On December 17, 2006, Wilson was driving a vehicle involved in a one car accident at I-435 and Missouri 210 Highway. He and his passenger were injured and taken to North Kansas City Hospital. Trooper Eric Kolb was dispatched to the scene of the accident but arrived after Wilson and the passenger were taken away. Trooper Kolb later went to the hospital and interviewed both occupants. Although Wilson initially refused an alcohol test, he eventually agreed to a blood test. The highway patrol lab technician testified over objection 1 that Wilson's blood alcohol concentration was .150.
The charge against Wilson required proof that (1) he operated the vehicle and (2) was intoxicated while doing so. State v. Davis, 217 S.W.3d 358, 360 (Mo.App. W.D.2007). “Proof of intoxication at the time of arrest, when remote from the operation of the vehicle, is insufficient in itself to prove intoxication at the time the person was driving.” Id. (internal quotation marks omitted). “[T]ime is an element of importance” that the state must prove to sustain its burden to show that a driver drove while intoxicated. State v. Ollison, 236 S.W.3d 66, 68 (Mo.App. W.D.2007), quoting State v. Dodson, 496 S.W.2d 272, 274 (Mo.App.1973).

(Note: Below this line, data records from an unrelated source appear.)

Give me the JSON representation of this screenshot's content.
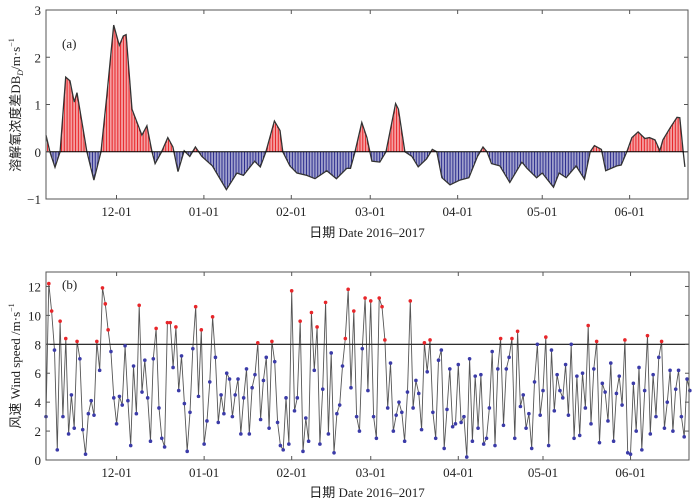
{
  "chart_data": [
    {
      "type": "bar",
      "panel_label": "(a)",
      "title": "",
      "ylabel": {
        "main": "溶解氧浓度差DB",
        "sub": "D",
        "unit": "/m·s",
        "sup": "−1"
      },
      "xlabel": "日期 Date 2016–2017",
      "x_units": "days since 2016-11-06",
      "xlim": [
        0,
        227.7
      ],
      "ylim": [
        -1,
        3
      ],
      "yticks": [
        {
          "v": 3,
          "label": "3"
        },
        {
          "v": 2,
          "label": "2"
        },
        {
          "v": 1,
          "label": "1"
        },
        {
          "v": 0,
          "label": "0"
        },
        {
          "v": -1,
          "label": "−1"
        }
      ],
      "xticks": [
        {
          "day": 25,
          "label": "12-01"
        },
        {
          "day": 56,
          "label": "01-01"
        },
        {
          "day": 87,
          "label": "02-01"
        },
        {
          "day": 115,
          "label": "03-01"
        },
        {
          "day": 146,
          "label": "04-01"
        },
        {
          "day": 176,
          "label": "05-01"
        },
        {
          "day": 207,
          "label": "06-01"
        }
      ],
      "colors": {
        "positive": "#e8262a",
        "negative": "#2e2f8f",
        "line": "#333333"
      },
      "points": [
        [
          0,
          0.35
        ],
        [
          1.4,
          0
        ],
        [
          3.2,
          -0.33
        ],
        [
          5,
          0
        ],
        [
          7,
          1.58
        ],
        [
          8.5,
          1.5
        ],
        [
          10,
          1.05
        ],
        [
          11,
          1.25
        ],
        [
          14.5,
          0
        ],
        [
          17,
          -0.6
        ],
        [
          19.5,
          0
        ],
        [
          21.6,
          1.2
        ],
        [
          24,
          2.68
        ],
        [
          26,
          2.25
        ],
        [
          27.4,
          2.45
        ],
        [
          28.4,
          2.48
        ],
        [
          30.5,
          0.9
        ],
        [
          34,
          0.35
        ],
        [
          35.8,
          0.55
        ],
        [
          37.6,
          0
        ],
        [
          38.7,
          -0.25
        ],
        [
          41,
          0
        ],
        [
          43.2,
          0.3
        ],
        [
          45,
          0.1
        ],
        [
          46.8,
          -0.42
        ],
        [
          49,
          0.02
        ],
        [
          51,
          -0.1
        ],
        [
          53,
          0.1
        ],
        [
          55.3,
          -0.1
        ],
        [
          59,
          -0.3
        ],
        [
          64,
          -0.8
        ],
        [
          67.7,
          -0.45
        ],
        [
          70,
          -0.5
        ],
        [
          74,
          -0.2
        ],
        [
          76,
          -0.32
        ],
        [
          78,
          0
        ],
        [
          81,
          0.65
        ],
        [
          83,
          0.45
        ],
        [
          84,
          0
        ],
        [
          86.5,
          -0.3
        ],
        [
          89,
          -0.45
        ],
        [
          92.5,
          -0.5
        ],
        [
          95.4,
          -0.57
        ],
        [
          99.6,
          -0.4
        ],
        [
          103,
          -0.57
        ],
        [
          106.7,
          -0.35
        ],
        [
          108,
          -0.35
        ],
        [
          109.6,
          0
        ],
        [
          112,
          0.62
        ],
        [
          113.8,
          0.3
        ],
        [
          115.6,
          -0.2
        ],
        [
          118.4,
          -0.22
        ],
        [
          120.6,
          0
        ],
        [
          124,
          1.02
        ],
        [
          125,
          0.9
        ],
        [
          127.3,
          0
        ],
        [
          129.8,
          -0.1
        ],
        [
          132,
          -0.32
        ],
        [
          135,
          -0.15
        ],
        [
          137,
          0.05
        ],
        [
          138.6,
          0
        ],
        [
          140.4,
          -0.55
        ],
        [
          143.3,
          -0.7
        ],
        [
          146.8,
          -0.6
        ],
        [
          150,
          -0.55
        ],
        [
          153,
          -0.1
        ],
        [
          155,
          0.1
        ],
        [
          156.4,
          0
        ],
        [
          158,
          -0.25
        ],
        [
          161,
          -0.3
        ],
        [
          164.5,
          -0.65
        ],
        [
          168.8,
          -0.22
        ],
        [
          170.6,
          -0.35
        ],
        [
          174,
          -0.55
        ],
        [
          176,
          -0.45
        ],
        [
          180,
          -0.75
        ],
        [
          182,
          -0.45
        ],
        [
          184.5,
          -0.55
        ],
        [
          188,
          -0.3
        ],
        [
          191,
          -0.58
        ],
        [
          193,
          0
        ],
        [
          194.5,
          0.13
        ],
        [
          197,
          0.05
        ],
        [
          198.5,
          -0.4
        ],
        [
          202.5,
          -0.3
        ],
        [
          204,
          -0.28
        ],
        [
          206,
          0
        ],
        [
          207.8,
          0.3
        ],
        [
          210,
          0.42
        ],
        [
          212.4,
          0.28
        ],
        [
          214,
          0.3
        ],
        [
          216,
          0.25
        ],
        [
          217.7,
          0.02
        ],
        [
          218.8,
          0.25
        ],
        [
          221.3,
          0.5
        ],
        [
          223.8,
          0.73
        ],
        [
          224.8,
          0.72
        ],
        [
          226,
          0
        ],
        [
          226.6,
          -0.32
        ]
      ]
    },
    {
      "type": "scatter",
      "panel_label": "(b)",
      "title": "",
      "ylabel": {
        "main": "风速 Wind speed /m·s",
        "sup": "−1"
      },
      "xlabel": "日期 Date 2016–2017",
      "x_units": "days since 2016-11-06",
      "xlim": [
        0,
        227.7
      ],
      "ylim": [
        0,
        13
      ],
      "threshold": 8,
      "yticks": [
        {
          "v": 0,
          "label": "0"
        },
        {
          "v": 2,
          "label": "2"
        },
        {
          "v": 4,
          "label": "4"
        },
        {
          "v": 6,
          "label": "6"
        },
        {
          "v": 8,
          "label": "8"
        },
        {
          "v": 10,
          "label": "10"
        },
        {
          "v": 12,
          "label": "12"
        }
      ],
      "xticks": [
        {
          "day": 25,
          "label": "12-01"
        },
        {
          "day": 56,
          "label": "01-01"
        },
        {
          "day": 87,
          "label": "02-01"
        },
        {
          "day": 115,
          "label": "03-01"
        },
        {
          "day": 146,
          "label": "04-01"
        },
        {
          "day": 176,
          "label": "05-01"
        },
        {
          "day": 207,
          "label": "06-01"
        }
      ],
      "colors": {
        "above": "#e8262a",
        "below": "#3b3ba8",
        "line": "#2a2a2a"
      },
      "daily_values": [
        3,
        12.2,
        10.3,
        7.6,
        0.7,
        9.6,
        3,
        8.4,
        1.8,
        4.5,
        2.2,
        8.2,
        7,
        2.1,
        0.4,
        3.2,
        4.1,
        3.1,
        8.2,
        6.2,
        11.9,
        10.8,
        9,
        7.5,
        4.3,
        2.5,
        4.4,
        3.8,
        7.9,
        4.1,
        1,
        6.5,
        3.2,
        10.7,
        4.7,
        6.9,
        4.3,
        1.3,
        7,
        9.1,
        3.6,
        1.5,
        0.9,
        9.5,
        9.5,
        6.4,
        9.2,
        4.8,
        7.2,
        3.9,
        0.6,
        3.3,
        7.7,
        10.6,
        4.4,
        9,
        1.1,
        2.7,
        5.4,
        9.9,
        7.1,
        2.6,
        4.5,
        3.2,
        6,
        5.6,
        3,
        4.5,
        5.6,
        1.8,
        4.3,
        6.3,
        1.8,
        5,
        5.9,
        8.1,
        2.8,
        5.5,
        7.1,
        2.2,
        8.2,
        6.8,
        2.6,
        1,
        0.7,
        4.3,
        1.1,
        11.7,
        3.4,
        4.3,
        9.6,
        0.6,
        2.9,
        1.3,
        10.2,
        6.2,
        9.2,
        1.1,
        4.9,
        10.9,
        1.8,
        7.4,
        0.5,
        3.2,
        3.8,
        6.5,
        8.4,
        11.8,
        5,
        10.3,
        3,
        2,
        7.7,
        11.2,
        4.8,
        11,
        3,
        1.5,
        11.2,
        10.6,
        8.3,
        3.6,
        6.7,
        2,
        3.1,
        4,
        3.3,
        1.3,
        4.7,
        11,
        3.6,
        5.5,
        4.6,
        2.1,
        8.1,
        6.1,
        8.3,
        3.3,
        1.5,
        6.9,
        7.6,
        0.8,
        3.5,
        6.3,
        2.3,
        2.5,
        6.6,
        2.6,
        3,
        0.2,
        7,
        1.3,
        5.8,
        2.2,
        5.9,
        1.1,
        1.5,
        3.6,
        7.5,
        1,
        6.3,
        8.4,
        2.4,
        6.3,
        7.1,
        8.4,
        1.5,
        8.9,
        3.7,
        4.5,
        2.2,
        3.2,
        0.8,
        5.4,
        8,
        3.1,
        4.8,
        8.5,
        1,
        7.6,
        3.4,
        5.9,
        4.8,
        4.3,
        6.6,
        3.1,
        8,
        1.5,
        5.8,
        1.7,
        6,
        3.6,
        9.3,
        2.5,
        6.3,
        8.2,
        1.2,
        5.3,
        4.7,
        2.7,
        6.7,
        1.3,
        4.6,
        5.8,
        3.8,
        8.3,
        0.5,
        0.4,
        5.3,
        2,
        6.4,
        0.7,
        4.8,
        8.6,
        1.8,
        5.9,
        3,
        7.1,
        8.2,
        2.2,
        4,
        6.2,
        2,
        4.9,
        6.2,
        3,
        1.6,
        5.6,
        4.8
      ]
    }
  ]
}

A review of the evidence surprisingly shows only that Wilson drove a vehicle, was involved in an accident, and was intoxicated at the hospital sometime during a 24-hour period on December 17, 2006. There is no testimony as to when the accident occurred. There is no testimony as to when the trooper arrived at the scene. There is no testimony as to when the trooper arrived at the hospital, what time he observed the defendant who was undergoing treatment, or what time the blood sample was drawn. The State elicited none of this information from the trooper. The State did not call the paramedics who took Wilson to the hospital to establish any time parameters or his condition at the scene. The State did not call any hospital workers either.
The sole evidence from Wilson's passenger was that they had been to a Christmas party and that Wilson had “drunk a little, not very much but he drunk.” The State, who called the passenger, did not ask one further question of the witness. It is the obligation of the State to prove a criminal case beyond a reasonable doubt. It is not the function of the court to ignore its failure.
The judgment is reversed.
1. The ruling on this objection is the second point on appeal raised by Wilson. We do not need to reach it to dispose of this case.
RONALD R. HOLLIGER, Judge.
JOSEPH M. ELLIS, Presiding Judge, and JOSEPH P. DANDURAND, Judge, concur.